In a statement read for him by Minister Sha Elijah Dumama-Alba, BARMM chief minister Ahod Ebrahim underscored the importance of the USIP officials’ visit to BARMM, and their interest on the Bangsamoro narrative “brings fresh hopes to valuable peace engagements in the region.”
“We are taking this opportunity to introduce examples of work which the USIP has done around the world to support peace and to see their experiences that would be valuable for the BARMM,” Harding said. Nash B, Maulana
Harding said the world needs more “peace-building success stories” like the peace process along the track of the Comprehensive Agreement on the Bangsamoro (CAB) between the government of the Philippines and the Moro Islamic Liberation Front (MILF).

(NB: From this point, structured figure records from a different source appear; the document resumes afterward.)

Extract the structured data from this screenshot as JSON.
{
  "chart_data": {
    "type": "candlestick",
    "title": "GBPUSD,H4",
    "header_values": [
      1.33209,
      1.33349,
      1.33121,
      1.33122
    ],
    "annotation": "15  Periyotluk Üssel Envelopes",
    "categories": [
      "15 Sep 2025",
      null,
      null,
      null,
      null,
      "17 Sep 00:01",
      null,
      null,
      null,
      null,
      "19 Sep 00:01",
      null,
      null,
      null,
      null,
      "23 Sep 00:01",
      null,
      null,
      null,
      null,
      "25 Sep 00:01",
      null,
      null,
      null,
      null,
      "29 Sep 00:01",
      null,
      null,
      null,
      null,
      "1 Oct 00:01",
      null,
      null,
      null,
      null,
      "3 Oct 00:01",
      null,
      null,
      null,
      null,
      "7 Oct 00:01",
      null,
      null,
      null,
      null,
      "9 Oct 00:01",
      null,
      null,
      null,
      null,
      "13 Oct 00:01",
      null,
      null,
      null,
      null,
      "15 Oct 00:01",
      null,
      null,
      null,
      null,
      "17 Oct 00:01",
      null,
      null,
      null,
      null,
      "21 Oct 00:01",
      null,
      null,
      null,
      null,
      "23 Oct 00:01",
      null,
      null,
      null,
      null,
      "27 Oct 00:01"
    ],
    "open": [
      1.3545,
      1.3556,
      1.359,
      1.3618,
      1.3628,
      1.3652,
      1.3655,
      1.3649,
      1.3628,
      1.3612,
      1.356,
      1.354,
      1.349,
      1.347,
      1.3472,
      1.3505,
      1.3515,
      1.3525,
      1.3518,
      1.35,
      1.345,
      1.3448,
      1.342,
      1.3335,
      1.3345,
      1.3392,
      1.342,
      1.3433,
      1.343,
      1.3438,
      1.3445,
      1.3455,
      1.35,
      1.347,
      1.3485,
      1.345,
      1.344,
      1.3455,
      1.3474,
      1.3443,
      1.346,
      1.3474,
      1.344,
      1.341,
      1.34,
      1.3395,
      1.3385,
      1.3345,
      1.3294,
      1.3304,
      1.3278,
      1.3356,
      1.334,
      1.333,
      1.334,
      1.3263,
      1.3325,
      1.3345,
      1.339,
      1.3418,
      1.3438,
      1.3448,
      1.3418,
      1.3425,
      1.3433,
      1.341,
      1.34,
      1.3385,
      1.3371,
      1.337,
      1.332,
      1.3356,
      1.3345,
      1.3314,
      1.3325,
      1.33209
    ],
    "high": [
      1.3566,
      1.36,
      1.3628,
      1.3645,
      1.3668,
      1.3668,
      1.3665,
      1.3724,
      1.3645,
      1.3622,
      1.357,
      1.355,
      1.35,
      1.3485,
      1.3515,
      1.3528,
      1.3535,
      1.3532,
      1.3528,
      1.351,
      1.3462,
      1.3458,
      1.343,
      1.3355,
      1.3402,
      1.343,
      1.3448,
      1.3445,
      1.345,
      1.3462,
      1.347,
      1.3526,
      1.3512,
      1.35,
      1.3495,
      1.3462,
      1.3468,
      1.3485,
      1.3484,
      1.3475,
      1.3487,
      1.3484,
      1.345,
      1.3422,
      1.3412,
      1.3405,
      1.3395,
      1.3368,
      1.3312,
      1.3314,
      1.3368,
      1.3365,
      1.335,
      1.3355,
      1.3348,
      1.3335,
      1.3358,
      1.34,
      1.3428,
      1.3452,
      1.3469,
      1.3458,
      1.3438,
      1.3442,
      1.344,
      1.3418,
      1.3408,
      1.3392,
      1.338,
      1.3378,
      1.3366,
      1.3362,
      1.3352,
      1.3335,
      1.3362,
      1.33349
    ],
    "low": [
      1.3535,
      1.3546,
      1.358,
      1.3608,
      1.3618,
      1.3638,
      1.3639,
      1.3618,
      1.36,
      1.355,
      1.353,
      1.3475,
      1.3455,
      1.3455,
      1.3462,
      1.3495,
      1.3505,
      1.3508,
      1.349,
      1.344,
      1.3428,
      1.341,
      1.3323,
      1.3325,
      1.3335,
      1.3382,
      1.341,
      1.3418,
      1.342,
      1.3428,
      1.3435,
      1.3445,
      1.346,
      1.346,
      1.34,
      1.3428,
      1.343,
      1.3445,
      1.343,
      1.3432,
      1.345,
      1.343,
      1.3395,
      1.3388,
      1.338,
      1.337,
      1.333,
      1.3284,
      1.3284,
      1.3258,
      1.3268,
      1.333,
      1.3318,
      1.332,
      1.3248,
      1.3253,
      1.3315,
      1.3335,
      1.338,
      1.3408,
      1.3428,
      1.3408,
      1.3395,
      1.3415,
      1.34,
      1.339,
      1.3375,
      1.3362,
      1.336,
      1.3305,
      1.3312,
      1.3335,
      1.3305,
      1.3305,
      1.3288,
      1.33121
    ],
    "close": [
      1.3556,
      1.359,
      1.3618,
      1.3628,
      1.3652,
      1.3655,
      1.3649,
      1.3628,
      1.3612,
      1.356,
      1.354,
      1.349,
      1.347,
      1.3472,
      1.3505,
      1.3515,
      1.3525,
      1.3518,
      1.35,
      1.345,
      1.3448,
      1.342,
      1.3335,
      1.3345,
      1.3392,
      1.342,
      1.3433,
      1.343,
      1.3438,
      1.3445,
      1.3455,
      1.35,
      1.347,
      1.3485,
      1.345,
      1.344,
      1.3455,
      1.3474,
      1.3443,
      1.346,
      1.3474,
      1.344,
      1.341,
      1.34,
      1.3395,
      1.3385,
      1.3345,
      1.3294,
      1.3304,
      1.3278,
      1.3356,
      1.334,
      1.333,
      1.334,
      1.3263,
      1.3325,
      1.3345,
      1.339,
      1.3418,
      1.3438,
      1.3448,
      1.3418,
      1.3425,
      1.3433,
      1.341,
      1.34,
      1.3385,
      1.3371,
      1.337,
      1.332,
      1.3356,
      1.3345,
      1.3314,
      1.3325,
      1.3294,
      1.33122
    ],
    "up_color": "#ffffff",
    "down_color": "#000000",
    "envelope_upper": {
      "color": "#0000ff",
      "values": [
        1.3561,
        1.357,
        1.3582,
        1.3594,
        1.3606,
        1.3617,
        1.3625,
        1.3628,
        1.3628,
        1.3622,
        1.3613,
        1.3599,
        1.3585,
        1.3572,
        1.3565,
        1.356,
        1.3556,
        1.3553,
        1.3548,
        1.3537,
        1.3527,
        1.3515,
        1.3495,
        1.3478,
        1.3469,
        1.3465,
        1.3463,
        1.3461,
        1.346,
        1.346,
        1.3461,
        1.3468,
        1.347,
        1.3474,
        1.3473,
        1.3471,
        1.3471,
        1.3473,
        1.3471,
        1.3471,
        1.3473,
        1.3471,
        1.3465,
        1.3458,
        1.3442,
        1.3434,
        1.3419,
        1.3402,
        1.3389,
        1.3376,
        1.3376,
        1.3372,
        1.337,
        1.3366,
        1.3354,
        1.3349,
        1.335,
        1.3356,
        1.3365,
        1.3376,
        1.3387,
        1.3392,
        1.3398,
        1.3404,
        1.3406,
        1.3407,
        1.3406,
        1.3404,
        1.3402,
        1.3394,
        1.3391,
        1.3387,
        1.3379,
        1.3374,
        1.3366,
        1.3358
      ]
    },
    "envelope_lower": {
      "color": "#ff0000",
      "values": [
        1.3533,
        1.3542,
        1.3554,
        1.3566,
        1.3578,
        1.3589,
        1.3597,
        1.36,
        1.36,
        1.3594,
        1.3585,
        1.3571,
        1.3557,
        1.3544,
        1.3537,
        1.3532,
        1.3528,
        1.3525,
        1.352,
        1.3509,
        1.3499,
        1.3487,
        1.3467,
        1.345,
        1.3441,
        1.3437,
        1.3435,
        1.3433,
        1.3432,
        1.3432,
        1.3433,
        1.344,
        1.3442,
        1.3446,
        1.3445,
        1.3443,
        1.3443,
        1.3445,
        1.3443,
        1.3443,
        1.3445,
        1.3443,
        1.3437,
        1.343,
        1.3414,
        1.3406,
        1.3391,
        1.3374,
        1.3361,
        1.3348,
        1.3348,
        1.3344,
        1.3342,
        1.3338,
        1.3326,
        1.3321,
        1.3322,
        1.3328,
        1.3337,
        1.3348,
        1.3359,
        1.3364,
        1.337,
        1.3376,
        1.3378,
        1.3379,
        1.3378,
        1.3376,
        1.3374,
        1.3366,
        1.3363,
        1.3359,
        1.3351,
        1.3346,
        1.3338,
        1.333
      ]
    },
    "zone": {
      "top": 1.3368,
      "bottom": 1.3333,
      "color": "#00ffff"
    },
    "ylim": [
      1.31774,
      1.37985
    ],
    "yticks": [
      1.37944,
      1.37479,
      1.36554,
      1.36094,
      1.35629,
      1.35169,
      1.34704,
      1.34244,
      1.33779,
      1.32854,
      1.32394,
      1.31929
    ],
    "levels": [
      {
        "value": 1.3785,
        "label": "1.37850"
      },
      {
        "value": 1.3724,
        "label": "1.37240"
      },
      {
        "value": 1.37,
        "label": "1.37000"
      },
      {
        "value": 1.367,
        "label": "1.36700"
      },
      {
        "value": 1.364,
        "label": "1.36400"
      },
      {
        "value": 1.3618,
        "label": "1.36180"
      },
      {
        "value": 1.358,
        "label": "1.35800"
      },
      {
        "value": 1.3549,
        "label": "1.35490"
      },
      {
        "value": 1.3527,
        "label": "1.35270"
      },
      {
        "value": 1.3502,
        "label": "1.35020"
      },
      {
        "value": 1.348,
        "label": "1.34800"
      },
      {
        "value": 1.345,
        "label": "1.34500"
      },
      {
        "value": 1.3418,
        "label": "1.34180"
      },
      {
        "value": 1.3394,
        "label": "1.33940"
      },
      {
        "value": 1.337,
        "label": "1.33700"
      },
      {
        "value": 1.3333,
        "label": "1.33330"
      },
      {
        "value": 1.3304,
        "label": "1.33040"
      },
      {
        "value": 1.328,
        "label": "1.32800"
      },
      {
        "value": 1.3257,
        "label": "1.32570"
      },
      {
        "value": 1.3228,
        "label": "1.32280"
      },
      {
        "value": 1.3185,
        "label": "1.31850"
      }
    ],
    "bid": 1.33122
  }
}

“As we lay the foundation for a new era in the Bangsamoro through the implementation of our peace agreements with the government of the Philippines, we call on our people to summon their strength and courage to stand together as one people aspiring for one goal, that of genuine peace and justice for all,” Ebrahim said.
“On the part of the MILF, we do not only concern ourselves with our personal destinies, but more importantly, the destiny and the future of the Bangsamoro people, and we must continue to tread the difficult path—the path of personal sacrifice and the burden of ensuring the future of our people,” Ebrahim added.
He said the MILF is effectively transitioning to its evolution into a social movement, with service delivery at its core. “From fortification of camps with arms, we now venture into the development of our communities with new sets of learned skills, using the transition period to transform from a revolutionary mindset into enabling leaders and managers in the government,” Ebrahim said.
Ebrahim also paid tribute to his late predecessor, saying; “We have produced some of the great-hearted fighters in this part of the world and the great revolutionaries of our century, the most recent of them, the late Sheikh Salamat Hashim.”
It can be recalled that Hashim in 2003 wrote the U.S. government (addressed to then President George W. Bush, and the Department of State) “to help correct the historical injustices done on the Moro people.” President Bush acknowledged the letter in his address to the Philippine Congress during his state visit in Manila on May 19, 2003.
The peace conference was also attended by Marjanie Macasalong of Bangsamoro Youth Commission, Deputy Minister Atty. Haron Meling of Ministry of Basic, Higher, and Technical Education, chief of Macro-Economic Planning Division Camella De Vera-Dacanay of Bangsamoro Planning and Development Authority, peace program officer Sittie Janine Gamao of the Ministry of Public Safety and Order, and executive director Ameen Andrew Alonto of the Bangsamoro Information Office.
Also in the USIP team were director of gender policy and strategy Dr. Kathleen Kuehnast, senior expert-reconciliation Dr. Carl Stauffer, Myanmar country director Jason Tower, program specialist of Myanmar and Southeast Asia Gabriela Sagun, and Dr. Haroro Ingram, SCCB coordinator.